Was the 1918 flu a swine flu or an avian flu? Taubenberger was originally certain that the 1918 flu virus came from American pigs, but his latest research demonstrated that it was, in fact, an avian flu. Flu expert Robert Webster claims that it was definitely swine flu, and probably circulating in mammals for some time before 1918.
Taubenberger remains unconvinced, pointing out that swine flu was not described by veterinarians prior to 1918. Gavin Smith, in a 2009 paper in Nature, hypothesized that the virus was a blend of avian flu and swine flu. Pigs can catch both human and avian flu, and that makes them a veritable viral blender. The 1918 Flu might have been part pig, part bird, and part human.
H1N1 has become one of the most common causes of respiratory disease in pig farms in North America, hence, that “swine flu” designation for H1N1, despite the fact that it may ultimately come from birds. The 2009 swine flu epidemic was an H1N1 subtype, like the 1918 flu, which is one reason why doctors overreacted so strongly to that outbreak. Initial analysis of the 2009 swine flu pandemic indicated a higher mortality rate for young adults, just like the 1918 flu, and once again caused by extreme cytokine storms.

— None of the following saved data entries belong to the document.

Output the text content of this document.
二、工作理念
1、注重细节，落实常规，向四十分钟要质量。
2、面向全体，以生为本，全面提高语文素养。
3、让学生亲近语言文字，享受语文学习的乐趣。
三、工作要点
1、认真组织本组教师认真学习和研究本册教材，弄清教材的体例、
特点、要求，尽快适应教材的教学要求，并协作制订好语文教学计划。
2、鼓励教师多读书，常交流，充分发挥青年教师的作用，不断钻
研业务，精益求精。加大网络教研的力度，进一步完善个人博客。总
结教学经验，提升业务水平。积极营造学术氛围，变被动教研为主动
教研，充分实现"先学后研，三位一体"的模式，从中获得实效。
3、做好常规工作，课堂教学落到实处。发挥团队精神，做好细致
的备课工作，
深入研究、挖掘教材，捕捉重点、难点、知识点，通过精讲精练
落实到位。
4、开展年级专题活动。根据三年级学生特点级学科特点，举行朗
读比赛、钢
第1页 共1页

In 2004, a team of scientists from the University of Wisconsin at Madison took two genes from the 1918 flu virus—the ones that code for the H and N spikes—and stitched them into the genes of mice. They created special strains with both genes, or with just the 1918 H or N genes. The spliced N gene, by itself, proved to be relatively benign—nothing special.
The mutated H binding protein proved to be one of the primary factors that made the 1918 flu so incredibly virulent. That same team, in 2008, found a key set of three genes from the 1918 virus that allowed it to target cells in the lungs, rather than just the usual upper respiratory cells that flu viruses would ordinarily attack.
In 2005, Taubenberger’s team announced that they had finally decoded the entire genome of the 1918 flu. They used the army specimens, preserved in paraffin, and fragments recovered from Hultin’s “Lucy,” and concluded that it was an avian virus that had found a new host in humans. Whether pig, bird, human, or a combination of all three, if that 1918 flu does return, we may be prepared for it this time.
Terrence Tumpey’s team, in 2006, spliced genes from the 1918 bug into a modern virus—a living virus. He then tested an experimental DNA vaccine that had been developed by the National Institutes of Health (NIH) and found it to be effective against the live reconstructed 1918 virus. Mice who were infected with the lab bug all died. All of the 10 vaccinated mice survived.
We’ve seen mankind on both the winning side and the losing side in our age-old struggle with microbes: We conquered the germ of laziness but we were decimated by the 1918 flu. There’s a very good reason why we’ve managed to survive the evolutionary arms race so far: Our highly evolved immune system gives us a deadly weapon to use against our microscopic rivals.